Peter Cushing as Grand Moff Tarkin in the original Star Wars trilogy. Photo/Supplied
Peter Cushing as Grand Moff Tarkin in the original Star Wars trilogy. Photo/Supplied

The CGI resurrection of actors is a controversial issue, but the person who spearheaded the disturbing new trend says he has nothing to apologise for.

John Kroll, visual effects supervisor for Rogue One: A Star Wars Story, has hit back at criticism over the ethics of using technology to digitally resurrect dead actors.

Peter Cushing played Moff Tarkin in the original Star Wars movie. He died in 1994, but as the character had a central role in the prequel, they used a mix of CGI and a stand-in actor to resurrect the character.

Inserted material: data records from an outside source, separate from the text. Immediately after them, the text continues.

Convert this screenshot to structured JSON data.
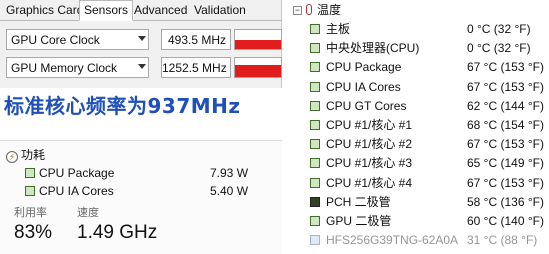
{
  "gpuz": {
    "tabs": [
      "Graphics Card",
      "Sensors",
      "Advanced",
      "Validation"
    ],
    "active_tab": "Sensors",
    "sensors": [
      {
        "name": "GPU Core Clock",
        "value": "493.5 MHz",
        "graph_level": 0.45
      },
      {
        "name": "GPU Memory Clock",
        "value": "1252.5 MHz",
        "graph_level": 0.65
      }
    ]
  },
  "caption": "标准核心频率为937MHz",
  "power": {
    "title": "功耗",
    "items": [
      {
        "label": "CPU Package",
        "value": "7.93 W"
      },
      {
        "label": "CPU IA Cores",
        "value": "5.40 W"
      }
    ],
    "util_label": "利用率",
    "util_value": "83%",
    "speed_label": "速度",
    "speed_value": "1.49 GHz"
  },
  "temps": {
    "header": "温度",
    "rows": [
      {
        "label": "主板",
        "value": "0 °C  (32 °F)",
        "icon": "board-icon"
      },
      {
        "label": "中央处理器(CPU)",
        "value": "0 °C  (32 °F)",
        "icon": "cpu-icon"
      },
      {
        "label": "CPU Package",
        "value": "67 °C  (153 °F)",
        "icon": "cpu-icon"
      },
      {
        "label": "CPU IA Cores",
        "value": "67 °C  (153 °F)",
        "icon": "cpu-icon"
      },
      {
        "label": "CPU GT Cores",
        "value": "62 °C  (144 °F)",
        "icon": "cpu-icon"
      },
      {
        "label": "CPU #1/核心 #1",
        "value": "68 °C  (154 °F)",
        "icon": "cpu-icon"
      },
      {
        "label": "CPU #1/核心 #2",
        "value": "67 °C  (153 °F)",
        "icon": "cpu-icon"
      },
      {
        "label": "CPU #1/核心 #3",
        "value": "65 °C  (149 °F)",
        "icon": "cpu-icon"
      },
      {
        "label": "CPU #1/核心 #4",
        "value": "67 °C  (153 °F)",
        "icon": "cpu-icon"
      },
      {
        "label": "PCH 二极管",
        "value": "58 °C  (136 °F)",
        "icon": "pch-icon"
      },
      {
        "label": "GPU 二极管",
        "value": "60 °C  (140 °F)",
        "icon": "gpu-icon"
      },
      {
        "label": "HFS256G39TNG-62A0A",
        "value": "31 °C  (88 °F)",
        "icon": "drive-icon"
      }
    ]
  },
  "colors": {
    "graph_red": "#e01c1c",
    "caption_blue": "#1f4fb8",
    "chip_green": "#cfe6c1"
  }
}
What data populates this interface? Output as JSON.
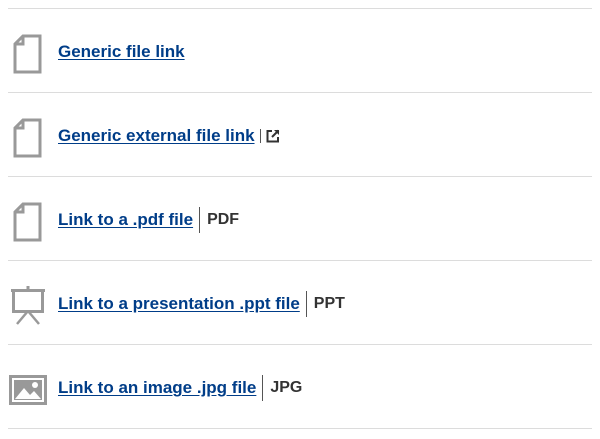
{
  "items": [
    {
      "label": "Generic file link",
      "icon": "document-icon",
      "type": ""
    },
    {
      "label": "Generic external file link",
      "icon": "document-icon",
      "type": "",
      "external_icon": "external-link-icon"
    },
    {
      "label": "Link to a .pdf file",
      "icon": "document-icon",
      "type": "PDF"
    },
    {
      "label": "Link to a presentation .ppt file",
      "icon": "presentation-icon",
      "type": "PPT"
    },
    {
      "label": "Link to an image .jpg file",
      "icon": "image-icon",
      "type": "JPG"
    }
  ],
  "colors": {
    "link": "#003d88",
    "icon": "#999999",
    "divider": "#dcdcdc",
    "type_text": "#333333"
  }
}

It has raised moral issues about the role of technology and what it means moving forwards, but Kroll has defended their actions.

Speaking to Yahoo Movies, he said: "We weren't doing anything that I think Peter Cushing would've objected to. I think this work was done with a great deal of affection and care.

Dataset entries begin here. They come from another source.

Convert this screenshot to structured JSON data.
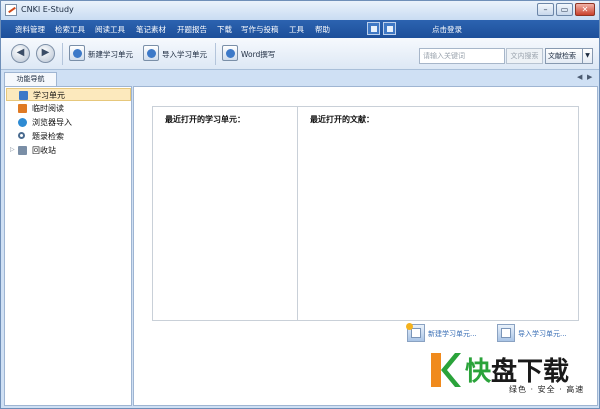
{
  "window": {
    "title": "CNKI E-Study",
    "controls": {
      "minimize": "–",
      "restore": "▭",
      "close": "✕"
    }
  },
  "menubar": {
    "items": [
      "资料管理",
      "检索工具",
      "阅读工具",
      "笔记素材",
      "开题报告",
      "下载",
      "写作与投稿",
      "工具",
      "帮助"
    ],
    "login": "点击登录",
    "icons": [
      "layout-icon",
      "book-icon"
    ]
  },
  "toolbar": {
    "back": "◀",
    "forward": "▶",
    "new_unit": "新建学习单元",
    "import_unit": "导入学习单元",
    "word_write": "Word撰写",
    "search_placeholder": "请输入关键词",
    "search_button": "文内搜索",
    "scope_select": "文献检索",
    "scope_arrow": "▼"
  },
  "tabs": {
    "nav_tab": "功能导航",
    "left": "◀",
    "right": "▶"
  },
  "tree": {
    "items": [
      {
        "label": "学习单元",
        "icon": "study-unit-icon",
        "color": "#3c79c8",
        "selected": true
      },
      {
        "label": "临时阅读",
        "icon": "temp-reading-icon",
        "color": "#e07a23",
        "selected": false
      },
      {
        "label": "浏览器导入",
        "icon": "browser-import-icon",
        "color": "#2e8bd3",
        "selected": false
      },
      {
        "label": "题录检索",
        "icon": "search-icon",
        "color": "#4a6b8f",
        "selected": false
      },
      {
        "label": "回收站",
        "icon": "recycle-bin-icon",
        "color": "#7a8ea6",
        "selected": false
      }
    ],
    "expander": "▷"
  },
  "main": {
    "recent_units": "最近打开的学习单元：",
    "recent_docs": "最近打开的文献：",
    "new_unit_link": "新建学习单元...",
    "import_unit_link": "导入学习单元..."
  },
  "watermark": {
    "mark": "K",
    "main_1": "快",
    "main_2": "盘下载",
    "sub": "绿色 · 安全 · 高速"
  },
  "colors": {
    "menubar": "#1d4f9a",
    "selection": "#fce9bd",
    "link": "#3a6fb6",
    "watermark_green": "#2aa33a",
    "watermark_orange": "#f08a1c"
  }
}
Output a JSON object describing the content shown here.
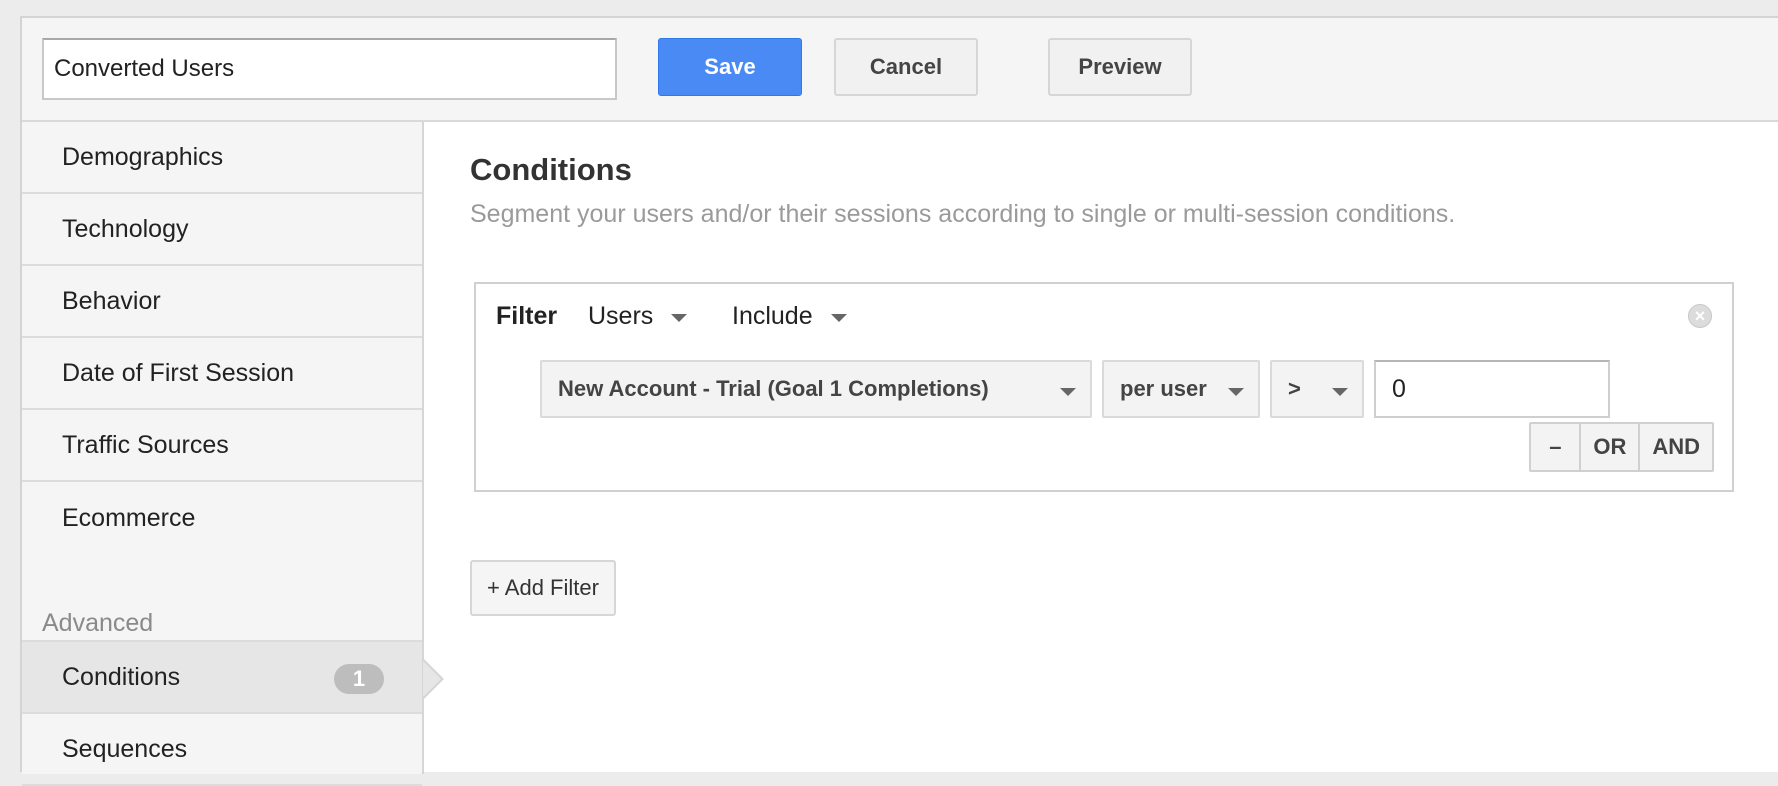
{
  "header": {
    "segment_name": "Converted Users",
    "save_label": "Save",
    "cancel_label": "Cancel",
    "preview_label": "Preview"
  },
  "sidebar": {
    "items": [
      {
        "label": "Demographics"
      },
      {
        "label": "Technology"
      },
      {
        "label": "Behavior"
      },
      {
        "label": "Date of First Session"
      },
      {
        "label": "Traffic Sources"
      },
      {
        "label": "Ecommerce"
      }
    ],
    "advanced_heading": "Advanced",
    "advanced_items": [
      {
        "label": "Conditions",
        "badge": "1",
        "active": true
      },
      {
        "label": "Sequences"
      }
    ]
  },
  "main": {
    "title": "Conditions",
    "description": "Segment your users and/or their sessions according to single or multi-session conditions.",
    "filter": {
      "label": "Filter",
      "scope": "Users",
      "mode": "Include",
      "condition": {
        "metric": "New Account - Trial (Goal 1 Completions)",
        "per": "per user",
        "operator": ">",
        "value": "0"
      },
      "logic": {
        "minus": "–",
        "or": "OR",
        "and": "AND"
      }
    },
    "add_filter_label": "+ Add Filter"
  },
  "colors": {
    "save_button": "#4a8af4",
    "sidebar_bg": "#f5f5f5",
    "active_item_bg": "#e6e6e6",
    "badge_bg": "#bdbdbd"
  }
}
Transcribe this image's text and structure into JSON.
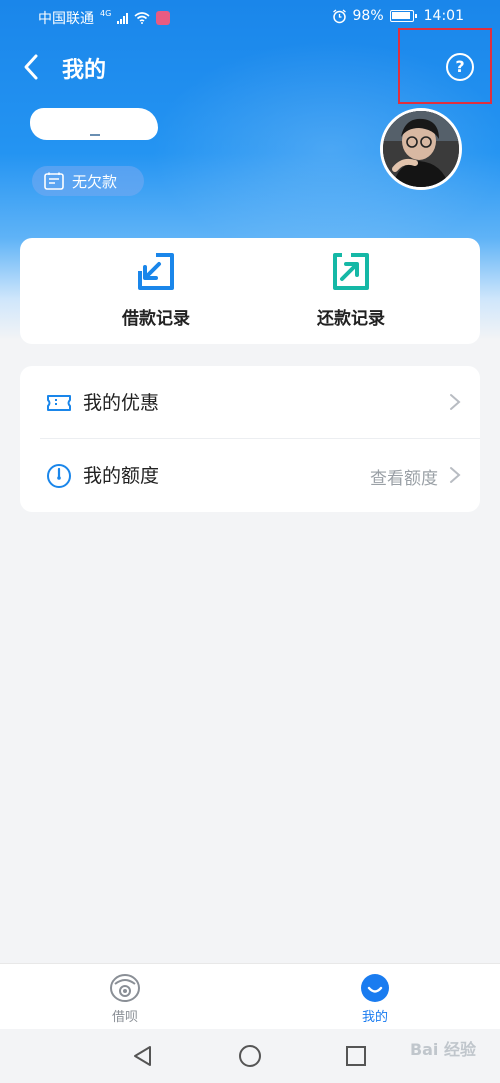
{
  "status_bar": {
    "carrier": "中国联通",
    "network": "4G",
    "battery": "98%",
    "time": "14:01"
  },
  "header": {
    "title": "我的"
  },
  "profile": {
    "debt_status": "无欠款"
  },
  "records": {
    "borrow_label": "借款记录",
    "repay_label": "还款记录"
  },
  "menu": {
    "coupons_label": "我的优惠",
    "quota_label": "我的额度",
    "quota_hint": "查看额度"
  },
  "tabbar": {
    "borrow_label": "借呗",
    "mine_label": "我的"
  },
  "colors": {
    "primary_blue": "#1a86ea",
    "accent_teal": "#15b8a6",
    "highlight_red": "#e0303e",
    "tab_active": "#1a7cf0"
  },
  "watermark": "Bai 经验"
}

"We know that Peter Cushing was very proud of his involvement in Star Wars and had said as much, and that he regretted that he never got a chance to be in another Star Wars film because George [Lucas] had killed off his character."

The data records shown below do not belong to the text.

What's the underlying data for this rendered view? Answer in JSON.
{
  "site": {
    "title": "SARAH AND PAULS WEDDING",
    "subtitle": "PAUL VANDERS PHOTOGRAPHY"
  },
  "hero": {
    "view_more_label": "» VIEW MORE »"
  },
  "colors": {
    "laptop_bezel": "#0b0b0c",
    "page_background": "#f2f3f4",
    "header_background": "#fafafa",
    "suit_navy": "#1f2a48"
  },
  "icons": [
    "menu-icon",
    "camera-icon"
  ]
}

Kroll added that it was done in consultation with Cushing's estate, saying: "We wouldn't do this if the estate had objected or didn't feel comfortable with this idea."

A report over the weekend suggested Lucasfilm and Disney were looking to resurrect Carrie Fisher for the ninth Star Wars movie, after the actress's unexpected death in December 2016. It was later denied by Disney.

READ MORE:
Disney denies they are negotiating to digitally resurrect Carrie Fisher

Fisher, however, was a fan of her digitally de-ageing in the final shot of Rogue One, according to Kroll.

"Kathy [Kennedy, the producer of Star Wars] called me right after she showed it to [Fisher] and said how fantastic she thought it was. So she was very much in favour of it."

Kroll, who shares a story credit for Rogue One, also defended the CGI from criticism of how it looked.

"There are people that have said quite vehemently that it looks terrible and looks like a video game, and I will assert that that is not the case."

While no other actors are set for resurrection just yet, Martin Scorsese will reportedly digitally de-age Robert De Niro and Al Pacino for his upcoming project The Irishman.

Questions of morality have not affected the box office in any way. Rogue One has stormed the international box office, earning over US$1 billion in the month it has been in cinemas.